A mi habitación sólo podían entrar mi padre, los guardias, los médicos y los enfermeros del Hospital Naval. Un día entró un médico que no había visto nunca. Muy joven, con su bata blanca, anteojos y fonendoscopio colgado del cuello. Entró intempestivamente, sin decir nada.
El suboficial de la guardia lo miró perplejo. Le pidió que se identificara. El joven médico se registró todos los bolsillos, se ofuscó un poco y dijo que había olvidado sus papeles. Entonces, el suboficial de guardia le advirtió que no podría conversar conmigo sin un permiso especial del director del establecimiento. De manera que ambos se fueron donde el director. Diez minutos después regresaron a mi pieza.
El suboficial de guardia entró delante y me hizo una advertencia:
—Le dieron permiso para que lo examine durante quince minutos. Es un psiquiatra de Bogotá, pero a mi me parece que es un reportero disfrazado.
—¿Por qué le parece? —le pregunté.
—Porque está muy asustado. Además, los psiquiatras no usan fonendoscopio.
Sin embargo, había conversado durante quince minutos con el director del Hospital. Habían hablado de medicina, de psiquiatría. Hablaron en términos médicos, muy complicados, y rápidamente se pusieron de acuerdo. Por eso le dieron permiso para hablar conmigo durante quince minutos.
No sé si fue por la advertencia del suboficial, pero cuando el joven médico entró de nuevo a mi pieza ya no me pareció un médico. Tampoco me pareció un reportero, aunque hasta ese momento yo no había visto nunca un reportero. Me pareció un cura disfrazado de médico.
Creo que no sabía cómo empezar. Pero lo que realmente ocurría era que estaba pensando en la manera de alejar al suboficial de la guardia.
—Hágame el favor de conseguirme un papel —le dijo.

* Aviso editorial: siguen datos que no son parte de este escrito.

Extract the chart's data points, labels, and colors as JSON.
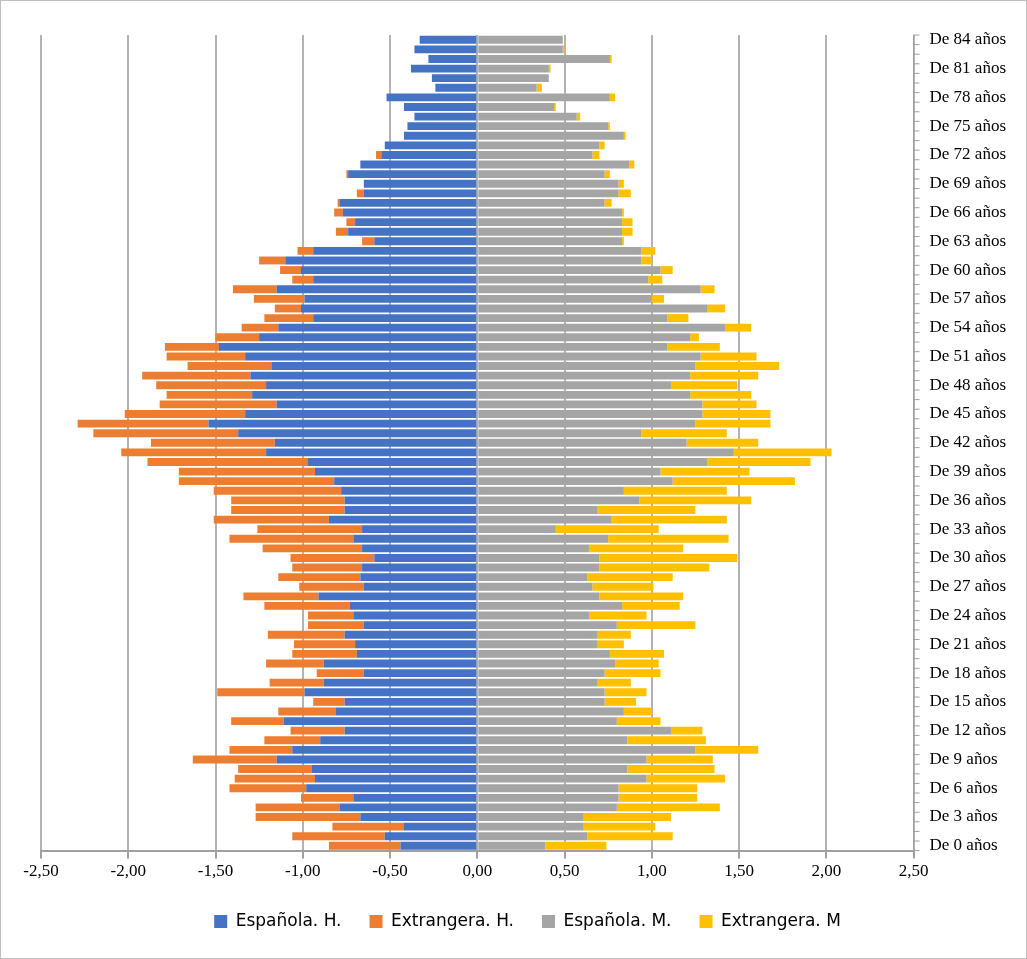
{
  "chart_data": {
    "type": "bar",
    "orientation": "horizontal",
    "stacked": true,
    "categories": [
      "De 84 años",
      null,
      null,
      "De 81 años",
      null,
      null,
      "De 78 años",
      null,
      null,
      "De 75 años",
      null,
      null,
      "De 72 años",
      null,
      null,
      "De 69 años",
      null,
      null,
      "De 66 años",
      null,
      null,
      "De 63 años",
      null,
      null,
      "De 60 años",
      null,
      null,
      "De 57 años",
      null,
      null,
      "De 54 años",
      null,
      null,
      "De 51 años",
      null,
      null,
      "De 48 años",
      null,
      null,
      "De 45 años",
      null,
      null,
      "De 42 años",
      null,
      null,
      "De 39 años",
      null,
      null,
      "De 36 años",
      null,
      null,
      "De 33 años",
      null,
      null,
      "De 30 años",
      null,
      null,
      "De 27 años",
      null,
      null,
      "De 24 años",
      null,
      null,
      "De 21 años",
      null,
      null,
      "De 18 años",
      null,
      null,
      "De 15 años",
      null,
      null,
      "De 12 años",
      null,
      null,
      "De 9 años",
      null,
      null,
      "De 6 años",
      null,
      null,
      "De 3 años",
      null,
      null,
      "De 0 años"
    ],
    "series": [
      {
        "name": "Española. H.",
        "color": "#4472c4",
        "values": [
          -0.33,
          -0.36,
          -0.28,
          -0.38,
          -0.26,
          -0.24,
          -0.52,
          -0.42,
          -0.36,
          -0.4,
          -0.42,
          -0.53,
          -0.55,
          -0.67,
          -0.74,
          -0.65,
          -0.65,
          -0.79,
          -0.77,
          -0.7,
          -0.74,
          -0.59,
          -0.94,
          -1.1,
          -1.01,
          -0.94,
          -1.15,
          -0.99,
          -1.01,
          -0.94,
          -1.14,
          -1.25,
          -1.48,
          -1.33,
          -1.18,
          -1.3,
          -1.21,
          -1.29,
          -1.15,
          -1.33,
          -1.54,
          -1.37,
          -1.16,
          -1.21,
          -0.97,
          -0.93,
          -0.82,
          -0.78,
          -0.76,
          -0.76,
          -0.85,
          -0.66,
          -0.71,
          -0.66,
          -0.59,
          -0.66,
          -0.67,
          -0.65,
          -0.91,
          -0.73,
          -0.71,
          -0.65,
          -0.76,
          -0.7,
          -0.69,
          -0.88,
          -0.65,
          -0.88,
          -0.99,
          -0.76,
          -0.81,
          -1.11,
          -0.76,
          -0.9,
          -1.06,
          -1.15,
          -0.95,
          -0.93,
          -0.98,
          -0.71,
          -0.79,
          -0.67,
          -0.42,
          -0.53,
          -0.44
        ]
      },
      {
        "name": "Extrangera. H.",
        "color": "#ed7d31",
        "values": [
          0,
          0,
          0,
          0,
          0,
          0,
          0,
          0,
          0,
          0,
          0,
          0,
          -0.03,
          0,
          -0.01,
          0,
          -0.04,
          -0.01,
          -0.05,
          -0.05,
          -0.07,
          -0.07,
          -0.09,
          -0.15,
          -0.12,
          -0.12,
          -0.25,
          -0.29,
          -0.15,
          -0.28,
          -0.21,
          -0.25,
          -0.31,
          -0.45,
          -0.48,
          -0.62,
          -0.63,
          -0.49,
          -0.67,
          -0.69,
          -0.75,
          -0.83,
          -0.71,
          -0.83,
          -0.92,
          -0.78,
          -0.89,
          -0.73,
          -0.65,
          -0.65,
          -0.66,
          -0.6,
          -0.71,
          -0.57,
          -0.48,
          -0.4,
          -0.47,
          -0.37,
          -0.43,
          -0.49,
          -0.26,
          -0.32,
          -0.44,
          -0.35,
          -0.37,
          -0.33,
          -0.27,
          -0.31,
          -0.5,
          -0.18,
          -0.33,
          -0.3,
          -0.31,
          -0.32,
          -0.36,
          -0.48,
          -0.42,
          -0.46,
          -0.44,
          -0.3,
          -0.48,
          -0.6,
          -0.41,
          -0.53,
          -0.41
        ]
      },
      {
        "name": "Española. M.",
        "color": "#a5a5a5",
        "values": [
          0.49,
          0.49,
          0.76,
          0.41,
          0.41,
          0.34,
          0.76,
          0.44,
          0.57,
          0.75,
          0.84,
          0.7,
          0.66,
          0.87,
          0.73,
          0.81,
          0.81,
          0.73,
          0.83,
          0.83,
          0.83,
          0.83,
          0.94,
          0.94,
          1.05,
          0.98,
          1.28,
          1.0,
          1.32,
          1.09,
          1.42,
          1.22,
          1.09,
          1.28,
          1.25,
          1.22,
          1.11,
          1.22,
          1.29,
          1.29,
          1.25,
          0.94,
          1.2,
          1.47,
          1.32,
          1.05,
          1.12,
          0.84,
          0.93,
          0.69,
          0.77,
          0.45,
          0.75,
          0.64,
          0.7,
          0.7,
          0.63,
          0.66,
          0.7,
          0.83,
          0.64,
          0.8,
          0.69,
          0.69,
          0.76,
          0.79,
          0.73,
          0.69,
          0.73,
          0.73,
          0.84,
          0.8,
          1.11,
          0.86,
          1.25,
          0.97,
          0.86,
          0.97,
          0.81,
          0.81,
          0.8,
          0.61,
          0.61,
          0.63,
          0.39
        ]
      },
      {
        "name": "Extrangera. M",
        "color": "#ffc000",
        "values": [
          0,
          0.01,
          0.01,
          0.01,
          0,
          0.03,
          0.03,
          0.01,
          0.02,
          0.01,
          0.01,
          0.03,
          0.04,
          0.03,
          0.03,
          0.03,
          0.07,
          0.04,
          0.01,
          0.06,
          0.06,
          0.01,
          0.08,
          0.06,
          0.07,
          0.08,
          0.08,
          0.07,
          0.1,
          0.12,
          0.15,
          0.05,
          0.3,
          0.32,
          0.48,
          0.39,
          0.38,
          0.35,
          0.31,
          0.39,
          0.43,
          0.49,
          0.41,
          0.56,
          0.59,
          0.51,
          0.7,
          0.59,
          0.64,
          0.56,
          0.66,
          0.59,
          0.69,
          0.54,
          0.79,
          0.63,
          0.49,
          0.35,
          0.48,
          0.33,
          0.33,
          0.45,
          0.19,
          0.15,
          0.31,
          0.25,
          0.32,
          0.19,
          0.24,
          0.18,
          0.16,
          0.25,
          0.18,
          0.45,
          0.36,
          0.38,
          0.5,
          0.45,
          0.45,
          0.45,
          0.59,
          0.5,
          0.41,
          0.49,
          0.35
        ]
      }
    ],
    "xlim": [
      -2.5,
      2.5
    ],
    "xticks": [
      {
        "value": -2.5,
        "label": "-2,50"
      },
      {
        "value": -2,
        "label": "-2,00"
      },
      {
        "value": -1.5,
        "label": "-1,50"
      },
      {
        "value": -1,
        "label": "-1,00"
      },
      {
        "value": -0.5,
        "label": "-0,50"
      },
      {
        "value": 0,
        "label": "0,00"
      },
      {
        "value": 0.5,
        "label": "0,50"
      },
      {
        "value": 1,
        "label": "1,00"
      },
      {
        "value": 1.5,
        "label": "1,50"
      },
      {
        "value": 2,
        "label": "2,00"
      },
      {
        "value": 2.5,
        "label": "2,50"
      }
    ],
    "grid": "x",
    "legend": "bottom"
  }
}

Él debió pensar que el suboficial de guardia iría a buscar el papel a la oficina. Pero tenía orden de no dejarme solo. Así que no fue a buscar el papel, sino que salió al corredor y gritó:
—Oiga, traiga en seguida papel de escribir.
Un momento después vino el papel de escribir. Habían transcurrido más de cinco minutos y el médico no me había hecho todavía ninguna pregunta. Sólo cuando llegó el papel comenzó el examen. Me entregó el papel y me pidió que dibujara un buque. Yo dibujé el buque. Luego me pidió que firmara el dibujo, y lo hice. Después me pidió que dibujara una casa de campo. Yo dibujé una casa lo mejor que pude, con una mata de plátano al lado. Me pidió que la firmara. Entonces fue cuando yo me convencí de que era un reportero disfrazado. Pero él insistió en que era médico.
Cuando acabé de dibujar, examinó los papeles, dijo algunas palabras confusas y comenzó a hacerme preguntas sobre mi aventura. El suboficial de guardia intervino para recordar que no se permitía aquella clase de preguntas. Entonces me examinó el cuerpo, como lo hacen los médicos. Tenía las manos heladas. Si el suboficial de guardia se las hubiera tocado lo habría echado de la pieza. Pero yo no dije nada, pues su nerviosismo y la posibilidad de que fuera un reportero me producían una gran simpatía. Antes de que se cumplieran los quince minutos del permiso salió disparado con los dibujos.
¡La que se armó al día siguiente! Los dibujos aparecieron en la primera página de «El Tiempo», con flechas y letreros. «Aquí iba yo», decía un letrero, con una flecha que señalaba el puente del buque. Era un error, porque yo no iba en el puente, sino en la popa. Pero los dibujos eran míos.
Me dijeron que rectificara. Que podía demandarlo. Me pareció absurdo. Yo sentía una gran admiración por un reportero que se disfrazaba de médico para poder entrar en un hospital militar. Si él hubiera encontrado la manera de hacerme saber que era un reportero yo habría sabido cómo alejar al suboficial de guardia. Porque la verdad es que ese día yo ya tenía permiso para contar la historia.